Making a Bet Against Correlation

Stock Chart and Dice
Stock Chart and Dice

We’ve been living in a global macro world for quite some time. Stocks seem to move together based on the latest news out of Europe or the Federal Reserve.

Every now and then you’ll hear someone come on CNBC and remark that eventually we’ll see a “stock picker’s market” again, which is to say that stocks will not always be as correlated as they are right now.

How do we know stocks won’t always be so correlated? Well, history tells us that we’re at an extraordinarily high level of correlation, much higher than the historical mean. Odds are that we’ll eventually revert back toward more normal levels of correlation.

For some traders, the end of correlation will be a signal to start hunting for individual stocks to buy or short. But Jared Woodard of Condor Options believes that’s waiting too long. He has devised a trade intended to basically short correlation. That is, to bet on the decline of correlation.

Here’s how it works. You find a stock that is usually uncorrelated to the movement of the S&P 500, but has been recently moving with the broader market. He would then buy a straddle on the stock and sell a straddle on the S&P 500.

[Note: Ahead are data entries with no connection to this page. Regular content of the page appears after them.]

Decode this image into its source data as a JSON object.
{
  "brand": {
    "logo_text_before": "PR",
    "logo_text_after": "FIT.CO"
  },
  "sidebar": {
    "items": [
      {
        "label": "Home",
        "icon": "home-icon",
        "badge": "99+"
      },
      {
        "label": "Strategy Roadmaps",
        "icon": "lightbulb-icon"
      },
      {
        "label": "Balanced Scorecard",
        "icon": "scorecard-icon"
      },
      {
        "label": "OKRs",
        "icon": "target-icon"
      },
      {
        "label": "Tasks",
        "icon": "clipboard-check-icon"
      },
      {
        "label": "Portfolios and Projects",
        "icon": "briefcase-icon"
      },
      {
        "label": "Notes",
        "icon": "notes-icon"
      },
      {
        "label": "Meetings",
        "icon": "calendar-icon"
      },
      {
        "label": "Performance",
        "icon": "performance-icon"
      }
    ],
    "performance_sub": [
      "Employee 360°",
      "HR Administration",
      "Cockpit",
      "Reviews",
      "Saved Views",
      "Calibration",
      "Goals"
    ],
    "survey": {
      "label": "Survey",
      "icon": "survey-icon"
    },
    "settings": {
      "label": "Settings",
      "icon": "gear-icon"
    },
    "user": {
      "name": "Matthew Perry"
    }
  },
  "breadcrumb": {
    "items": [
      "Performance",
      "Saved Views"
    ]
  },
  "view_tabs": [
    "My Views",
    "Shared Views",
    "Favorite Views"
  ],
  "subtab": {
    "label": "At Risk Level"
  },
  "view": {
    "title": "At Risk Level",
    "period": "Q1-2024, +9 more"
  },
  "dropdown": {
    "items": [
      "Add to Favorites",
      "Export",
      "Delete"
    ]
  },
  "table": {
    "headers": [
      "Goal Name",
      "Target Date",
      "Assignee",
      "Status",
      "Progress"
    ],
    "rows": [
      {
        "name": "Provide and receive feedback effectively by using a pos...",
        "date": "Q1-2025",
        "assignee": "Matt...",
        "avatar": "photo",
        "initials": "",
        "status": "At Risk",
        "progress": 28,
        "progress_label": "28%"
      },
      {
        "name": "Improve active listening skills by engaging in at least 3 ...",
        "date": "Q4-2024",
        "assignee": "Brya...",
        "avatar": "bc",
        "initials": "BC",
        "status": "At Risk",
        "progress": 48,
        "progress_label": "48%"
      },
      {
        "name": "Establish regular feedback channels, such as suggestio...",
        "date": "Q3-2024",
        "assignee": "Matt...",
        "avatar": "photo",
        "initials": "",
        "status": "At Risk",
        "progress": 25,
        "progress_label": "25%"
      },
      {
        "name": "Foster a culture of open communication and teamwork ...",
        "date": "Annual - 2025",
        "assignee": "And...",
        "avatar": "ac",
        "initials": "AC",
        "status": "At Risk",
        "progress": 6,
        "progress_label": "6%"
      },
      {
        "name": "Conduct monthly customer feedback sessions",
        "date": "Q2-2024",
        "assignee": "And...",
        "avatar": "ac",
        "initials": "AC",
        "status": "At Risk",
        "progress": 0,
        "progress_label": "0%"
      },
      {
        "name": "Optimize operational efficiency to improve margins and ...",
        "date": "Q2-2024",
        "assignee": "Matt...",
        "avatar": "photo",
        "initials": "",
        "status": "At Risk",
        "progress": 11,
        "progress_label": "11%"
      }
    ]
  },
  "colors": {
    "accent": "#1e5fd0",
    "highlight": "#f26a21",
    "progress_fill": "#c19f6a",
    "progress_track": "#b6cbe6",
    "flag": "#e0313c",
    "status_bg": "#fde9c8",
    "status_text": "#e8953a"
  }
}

Here’s how Woodard describes the possible outcomes:

A best-case scenario would be one in which the index doesn't move very much but the individual stock moves a lot, generating time-decay gains for the short straddle and long-gamma gains for the long straddle. The worst case would be that the opposite happens (the index jumps in one direction and the stock goes nowhere), but that's not likely to happen since we will be trading an issue that has already demonstrated a recent affinity for index-like behavior. If correlations stay high and both assets move together, our expected loss is nominal.

There are a number of stocks the would meet the criterion—low historical correlation, high recent correlation—for this trade.

Woodard singles out Occidental Petroleum, an energy company which “has no business tracking the broad market index under normal circumstance, but has recently been bounding along with the warp and weft of the European crisis."

Should be interesting to see how this plays out.